Naga Naresh Karutura has just passed out of IIT Madras in Computer Science and has joined Google in Bangalore.
You may ask, what’s so special about this 21-year-old when there are hundreds of students passing out from various IITs and joining big companies like Google?


Naresh is special. His parents are illiterate. He has no legs and moves around in his powered wheel chair. (In fact, when I could not locate his lab, he told me over the mobile phone, ‘I will come and pick you up’. And in no time, he was there to guide me)


Ever smiling, optimistic and full of spirit; that is Naresh. He says, ‘God has always been planning things for me. That is why I feel I am lucky.’


Read why Naresh feels he is lucky.

 
Childhood in a village


I spent the first seven years of my life in Teeparru, a small village in Andhra Pradesh, on the banks of the river Godavari. My father Prasad was a lorry driver and my mother Kumari, a house wife. Though they were illiterate, my parents instilled in me and my elder sister (Sirisha) the importance of studying.


Looking back, one thing that surprises me now is the way my father taught me when I was in the 1st and 2nd standards. My father would ask me questions from the text book, and I would answer them. At that time, I didn’t know he could not read or write but to make me happy, he helped me in my studies!


Another memory that doesn’t go away is the floods in the village and how I was carried on top of a buffalo by my uncle. I also remember plucking fruits from a tree that was full of thorns.

 
I used to be very naughty, running around and playing all the time with my friends. I used to get a lot of scolding for disturbing the elders who slept in the afternoon. The moment they started scolding, I would run away to the fields!


I also remember finishing my school work fast in class and sleeping on the teacher’s lap!


January 11, 1993, the fateful day


On the January 11, 1993 when we had the sankranti holidays, my mother took my sister and me to a nearby village for a family function. From there we were to go with our grandmother to our native place. But my grandmother did not come there. As there were no buses that day, my mother took a lift in my father’s friend’s lorry. As there were many people in the lorry, he made me sit next to him, close to the door.

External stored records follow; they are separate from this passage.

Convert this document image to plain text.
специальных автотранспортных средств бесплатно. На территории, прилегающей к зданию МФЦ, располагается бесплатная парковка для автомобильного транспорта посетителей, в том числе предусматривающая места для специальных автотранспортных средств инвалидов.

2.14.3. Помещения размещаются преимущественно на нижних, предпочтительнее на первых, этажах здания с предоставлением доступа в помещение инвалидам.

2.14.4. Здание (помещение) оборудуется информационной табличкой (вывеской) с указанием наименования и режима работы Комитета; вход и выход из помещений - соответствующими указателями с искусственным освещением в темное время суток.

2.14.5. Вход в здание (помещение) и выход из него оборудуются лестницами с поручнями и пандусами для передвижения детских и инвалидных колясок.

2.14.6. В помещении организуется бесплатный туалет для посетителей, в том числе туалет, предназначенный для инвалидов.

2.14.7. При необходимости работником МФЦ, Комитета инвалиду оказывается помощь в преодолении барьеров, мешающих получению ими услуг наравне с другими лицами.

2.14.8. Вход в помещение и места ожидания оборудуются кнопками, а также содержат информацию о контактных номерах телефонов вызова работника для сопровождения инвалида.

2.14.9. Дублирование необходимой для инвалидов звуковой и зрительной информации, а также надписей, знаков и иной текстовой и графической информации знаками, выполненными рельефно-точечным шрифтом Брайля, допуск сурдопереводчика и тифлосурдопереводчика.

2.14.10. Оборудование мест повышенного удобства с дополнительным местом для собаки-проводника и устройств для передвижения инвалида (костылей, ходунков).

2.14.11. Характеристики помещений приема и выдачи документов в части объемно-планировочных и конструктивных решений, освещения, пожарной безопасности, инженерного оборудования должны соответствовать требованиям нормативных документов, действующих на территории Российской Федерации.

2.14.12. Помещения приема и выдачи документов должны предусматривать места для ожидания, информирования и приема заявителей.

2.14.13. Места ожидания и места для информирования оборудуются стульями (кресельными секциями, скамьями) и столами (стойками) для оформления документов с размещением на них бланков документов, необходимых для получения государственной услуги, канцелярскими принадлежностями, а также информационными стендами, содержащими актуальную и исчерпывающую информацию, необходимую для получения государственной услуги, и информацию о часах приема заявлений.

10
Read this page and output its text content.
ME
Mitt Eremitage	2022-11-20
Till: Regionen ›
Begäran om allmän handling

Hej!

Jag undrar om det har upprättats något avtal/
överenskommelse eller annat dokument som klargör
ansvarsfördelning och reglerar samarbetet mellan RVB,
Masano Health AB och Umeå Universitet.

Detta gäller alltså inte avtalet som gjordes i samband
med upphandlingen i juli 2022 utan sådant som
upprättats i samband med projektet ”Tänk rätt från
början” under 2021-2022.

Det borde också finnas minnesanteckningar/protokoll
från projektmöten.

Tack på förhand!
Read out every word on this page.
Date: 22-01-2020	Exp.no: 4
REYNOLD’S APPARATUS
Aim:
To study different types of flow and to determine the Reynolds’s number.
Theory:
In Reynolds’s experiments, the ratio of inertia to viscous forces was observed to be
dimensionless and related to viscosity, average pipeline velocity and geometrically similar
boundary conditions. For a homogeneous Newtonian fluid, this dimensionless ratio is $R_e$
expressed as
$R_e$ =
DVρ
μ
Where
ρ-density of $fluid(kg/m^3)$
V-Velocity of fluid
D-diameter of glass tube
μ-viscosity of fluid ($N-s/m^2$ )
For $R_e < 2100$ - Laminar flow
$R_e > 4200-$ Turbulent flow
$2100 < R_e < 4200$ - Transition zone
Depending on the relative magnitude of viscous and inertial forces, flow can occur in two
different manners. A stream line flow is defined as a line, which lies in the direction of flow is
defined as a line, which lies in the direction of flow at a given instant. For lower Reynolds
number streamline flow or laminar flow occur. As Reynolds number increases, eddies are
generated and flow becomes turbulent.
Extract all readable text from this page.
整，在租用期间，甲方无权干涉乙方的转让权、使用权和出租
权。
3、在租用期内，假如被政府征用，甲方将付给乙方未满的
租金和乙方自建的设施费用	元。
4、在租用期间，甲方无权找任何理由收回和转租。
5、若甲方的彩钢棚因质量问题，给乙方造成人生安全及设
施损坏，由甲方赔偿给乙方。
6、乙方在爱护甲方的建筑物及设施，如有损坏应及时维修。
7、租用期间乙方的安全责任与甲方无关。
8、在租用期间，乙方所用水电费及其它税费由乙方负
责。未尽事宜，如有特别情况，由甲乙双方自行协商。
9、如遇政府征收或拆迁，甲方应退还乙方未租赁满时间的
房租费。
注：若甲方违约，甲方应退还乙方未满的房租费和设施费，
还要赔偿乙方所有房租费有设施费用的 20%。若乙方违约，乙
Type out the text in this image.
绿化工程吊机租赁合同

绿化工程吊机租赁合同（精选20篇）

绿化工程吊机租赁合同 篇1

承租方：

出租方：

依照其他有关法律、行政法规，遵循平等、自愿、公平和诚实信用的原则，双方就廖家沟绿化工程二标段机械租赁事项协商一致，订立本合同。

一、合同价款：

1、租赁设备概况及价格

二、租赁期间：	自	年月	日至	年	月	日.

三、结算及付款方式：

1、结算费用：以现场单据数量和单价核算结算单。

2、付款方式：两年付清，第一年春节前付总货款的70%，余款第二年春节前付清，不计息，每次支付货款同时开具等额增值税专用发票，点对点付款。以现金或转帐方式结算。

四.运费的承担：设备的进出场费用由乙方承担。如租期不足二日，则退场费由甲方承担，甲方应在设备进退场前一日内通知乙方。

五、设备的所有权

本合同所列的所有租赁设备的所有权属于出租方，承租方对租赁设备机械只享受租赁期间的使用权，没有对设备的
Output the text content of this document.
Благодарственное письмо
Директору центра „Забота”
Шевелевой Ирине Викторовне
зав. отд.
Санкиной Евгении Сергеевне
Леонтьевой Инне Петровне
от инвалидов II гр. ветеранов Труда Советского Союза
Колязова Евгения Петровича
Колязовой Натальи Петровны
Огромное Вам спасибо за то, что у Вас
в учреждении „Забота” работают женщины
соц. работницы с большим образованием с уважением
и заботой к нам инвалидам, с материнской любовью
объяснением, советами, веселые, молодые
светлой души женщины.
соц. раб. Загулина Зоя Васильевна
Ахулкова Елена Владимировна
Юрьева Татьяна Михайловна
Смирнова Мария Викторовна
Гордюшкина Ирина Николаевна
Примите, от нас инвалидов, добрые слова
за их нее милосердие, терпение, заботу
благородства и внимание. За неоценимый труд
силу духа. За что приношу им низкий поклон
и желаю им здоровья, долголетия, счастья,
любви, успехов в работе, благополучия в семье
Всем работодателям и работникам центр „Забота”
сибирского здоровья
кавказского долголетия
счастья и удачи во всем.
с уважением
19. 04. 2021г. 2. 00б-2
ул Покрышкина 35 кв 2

It was my fault; I fiddled with the door latch and it opened wide throwing me out. As I fell, my legs got cut by the iron rods protruding from the lorry. Nothing happened to me except scratches on my legs.
The accident had happened just in front of a big private hospital but they refused to treat me saying it was an accident case. Then a police constable who was passing by took us to a government hospital.


First I underwent an operation as my small intestine got twisted. The doctors also bandaged my legs. I was there for a week. When the doctors found that gangrene had developed and it had reached up to my knees, they asked my father to take me to a district hospital. There, the doctors scolded my parents a lot for neglecting the wounds and allowing the gangrene to develop. But what could my ignorant parents do?


In no time, both my legs were amputated up to the hips.
I remember waking up and asking my mother, where are my legs? I also remember that my mother cried when I asked the question. I was in the hospital for three months.


Life without legs


I don’t think my life changed dramatically after I lost both my legs. Because all at home were doting on me, I was enjoying all the attention rather than pitying myself. I was happy that I got a lot of fruits and biscuits.

‘I never wallowed in self-pity’

The day I reached my village, my house was flooded with curious people; all of them wanted to know how a boy without legs looked. But I was not bothered; I was happy to see so many of them coming to see me, especially my friends!


All my friends saw to it that I was part of all the games they played; they carried me everywhere.


God’s hand


I believe in God. I believe in destiny. I feel he plans everything for you. If not for the accident, we would not have moved from the village to Tanuku, a town. There I joined a missionary school, and my father built a house next to the school. Till the tenth standard, I studied in that school.


If I had continued in Teeparu, I may not have studied after the 10th. I may have started working as a farmer or someone like that after my studies. I am sure God had other plans for me.


My sister, my friend


When the school was about to reopen, my parents moved from Teeparu to Tanuku, a town, and admitted both of us in a Missionary school. They decided to put my sister also in the same class though she is two years older. They thought she could take care of me if both of us were in the same class. My sister never complained.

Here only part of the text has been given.